Bullismo tra gli adolescenti: che responsabilità hanno gli adulti?

Di fronte ad episodi così estremi che vedono protagonisti i minori è automatico riflettere sulle responsabilità che gli adulti di riferimento hanno nella crescita di bambini e adolescenti e nella trasmissioni di modelli educativi “positivi”. Il sociologo Bauman ha definito la società post-moderna come “liquida” cioè priva di certezze, il suo concetto aderisce perfettamente alla condizione di un adolescente oggi. Agli adolescenti di oggi mancano proprio queste certezze in quanto molto poco solidi sono i ruoli di genitori e Docenti, la comunicazione e di conseguenza le relazioni sono velocissime, fugaci e dunque molto impoverite, molto incerti infine sono i confini temporali dell’adolescenza stessa. Tutto ciò espone i giovani a nuove forme di disagio che segnalano questi cambiamenti.

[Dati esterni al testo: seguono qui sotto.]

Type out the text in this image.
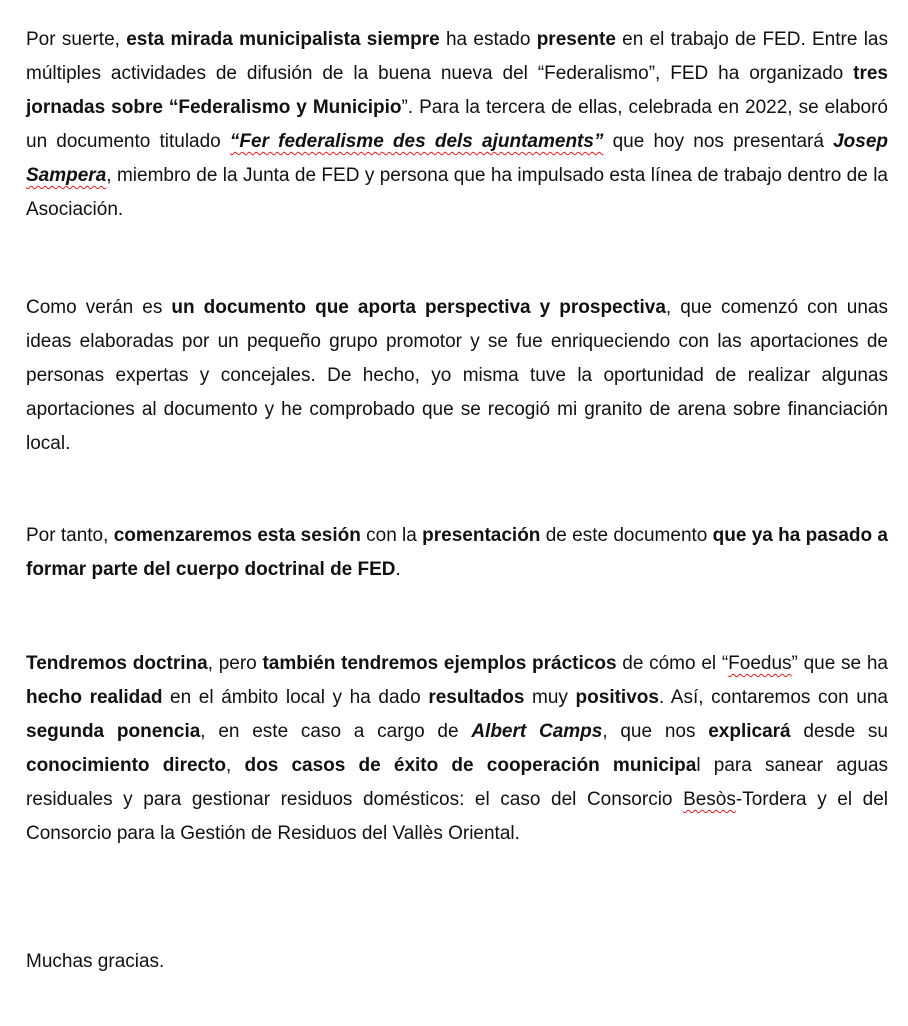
Por suerte, esta mirada municipalista siempre ha estado presente en el trabajo de FED. Entre las múltiples actividades de difusión de la buena nueva del “Federalismo”, FED ha organizado tres jornadas sobre “Federalismo y Municipio”. Para la tercera de ellas, celebrada en 2022, se elaboró un documento titulado “Fer federalisme des dels ajuntaments” que hoy nos presentará Josep Sampera, miembro de la Junta de FED y persona que ha impulsado esta línea de trabajo dentro de la Asociación.

Como verán es un documento que aporta perspectiva y prospectiva, que comenzó con unas ideas elaboradas por un pequeño grupo promotor y se fue enriqueciendo con las aportaciones de personas expertas y concejales. De hecho, yo misma tuve la oportunidad de realizar algunas aportaciones al documento y he comprobado que se recogió mi granito de arena sobre financiación local.

Por tanto, comenzaremos esta sesión con la presentación de este documento que ya ha pasado a formar parte del cuerpo doctrinal de FED.

Tendremos doctrina, pero también tendremos ejemplos prácticos de cómo el “Foedus” que se ha hecho realidad en el ámbito local y ha dado resultados muy positivos. Así, contaremos con una segunda ponencia, en este caso a cargo de Albert Camps, que nos explicará desde su conocimiento directo, dos casos de éxito de cooperación municipal para sanear aguas residuales y para gestionar residuos domésticos: el caso del Consorcio Besòs-Tordera y el del Consorcio para la Gestión de Residuos del Vallès Oriental.

Muchas gracias.
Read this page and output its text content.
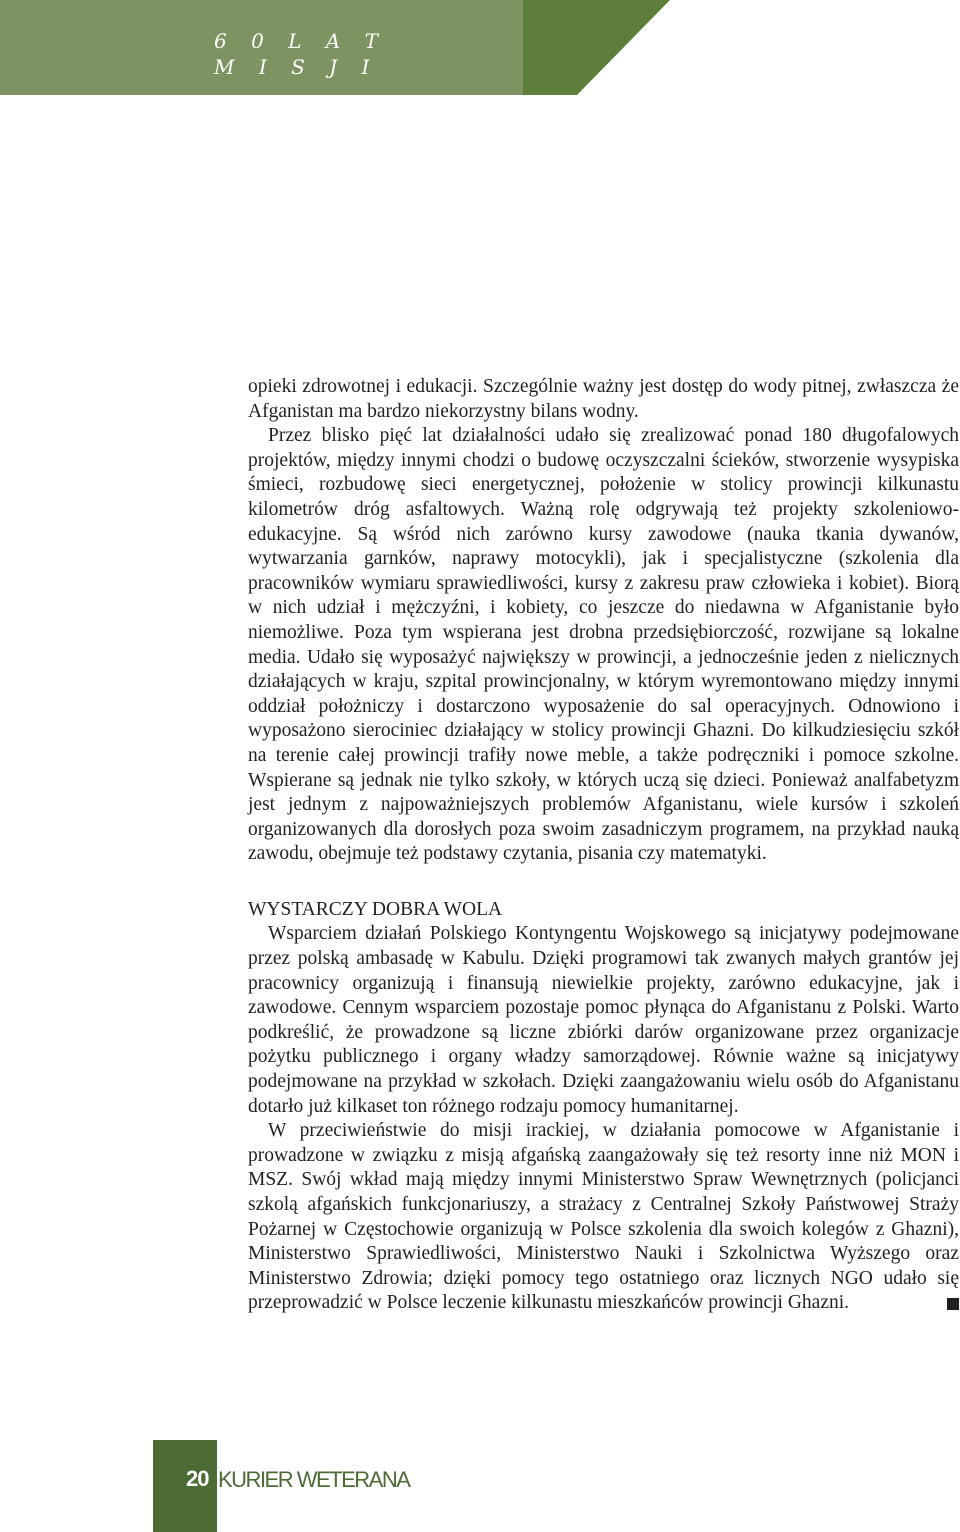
6 0 L A T
M I S J I

opieki zdrowotnej i edukacji. Szczególnie ważny jest dostęp do wody pitnej, zwłaszcza że Afganistan ma bardzo niekorzystny bilans wodny.

Przez blisko pięć lat działalności udało się zrealizować ponad 180 długofalowych projektów, między innymi chodzi o budowę oczyszczalni ścieków, stworzenie wysypiska śmieci, rozbudowę sieci energetycznej, położenie w stolicy prowincji kilkunastu kilometrów dróg asfaltowych. Ważną rolę odgrywają też projekty szkoleniowo-edukacyjne. Są wśród nich zarówno kursy zawodowe (nauka tkania dywanów, wytwarzania garnków, naprawy motocykli), jak i specjalistyczne (szkolenia dla pracowników wymiaru sprawiedliwości, kursy z zakresu praw człowieka i kobiet). Biorą w nich udział i mężczyźni, i kobiety, co jeszcze do niedawna w Afganistanie było niemożliwe. Poza tym wspierana jest drobna przedsiębiorczość, rozwijane są lokalne media. Udało się wyposażyć największy w prowincji, a jednocześnie jeden z nielicznych działających w kraju, szpital prowincjonalny, w którym wyremontowano między innymi oddział położniczy i dostarczono wyposażenie do sal operacyjnych. Odnowiono i wyposażono sierociniec działający w stolicy prowincji Ghazni. Do kilkudziesięciu szkół na terenie całej prowincji trafiły nowe meble, a także podręczniki i pomoce szkolne. Wspierane są jednak nie tylko szkoły, w których uczą się dzieci. Ponieważ analfabetyzm jest jednym z najpoważniejszych problemów Afganistanu, wiele kursów i szkoleń organizowanych dla dorosłych poza swoim zasadniczym programem, na przykład nauką zawodu, obejmuje też podstawy czytania, pisania czy matematyki.

WYSTARCZY DOBRA WOLA

Wsparciem działań Polskiego Kontyngentu Wojskowego są inicjatywy podejmowane przez polską ambasadę w Kabulu. Dzięki programowi tak zwanych małych grantów jej pracownicy organizują i finansują niewielkie projekty, zarówno edukacyjne, jak i zawodowe. Cennym wsparciem pozostaje pomoc płynąca do Afganistanu z Polski. Warto podkreślić, że prowadzone są liczne zbiórki darów organizowane przez organizacje pożytku publicznego i organy władzy samorządowej. Równie ważne są inicjatywy podejmowane na przykład w szkołach. Dzięki zaangażowaniu wielu osób do Afganistanu dotarło już kilkaset ton różnego rodzaju pomocy humanitarnej.

W przeciwieństwie do misji irackiej, w działania pomocowe w Afganistanie i prowadzone w związku z misją afgańską zaangażowały się też resorty inne niż MON i MSZ. Swój wkład mają między innymi Ministerstwo Spraw Wewnętrznych (policjanci szkolą afgańskich funkcjonariuszy, a strażacy z Centralnej Szkoły Państwowej Straży Pożarnej w Częstochowie organizują w Polsce szkolenia dla swoich kolegów z Ghazni), Ministerstwo Sprawiedliwości, Ministerstwo Nauki i Szkolnictwa Wyższego oraz Ministerstwo Zdrowia; dzięki pomocy tego ostatniego oraz licznych NGO udało się przeprowadzić w Polsce leczenie kilkunastu mieszkańców prowincji Ghazni.

20 KURIER WETERANA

Ma se è vero, come è vero,  che il disagio degli adolescenti non può prescindere dall’attuale  profonda fase di transizione che la società e dunque anche noi adulti stiamo attraversando, allora si pone in primo luogo la priorità di guardare a questi episodi in un’ottica d’insieme: essi sono solo la descrizione del disagio globale, e non un sintomo di quella determinata famiglia inadeguata o di quel determinato Professore che non ha saputo instaurare una relazione autorevole con quell’alunno. Seguendo questo approccio, se spostiamo la riflessione dal macro al micro, tutti i minori che siano vittime o bulli, hanno bisogno del sostegno di tutti i sistemi che ruotano attorno a loro e dunque della famiglia, della Scuola e del territorio che devono lavorare sinergicamente per prevenire e/o gestire il fenomeno.

Cosa può fare un genitore per prevenire o affrontare il bullismo

Se ci soffermiamo sulla famiglia, senza cadere nella generalizzazione in quanto ogni situazione è a sé,  cosa possono fare i genitori se un figlio è vittima o artefice di episodi di violenza e bullismo a scuola?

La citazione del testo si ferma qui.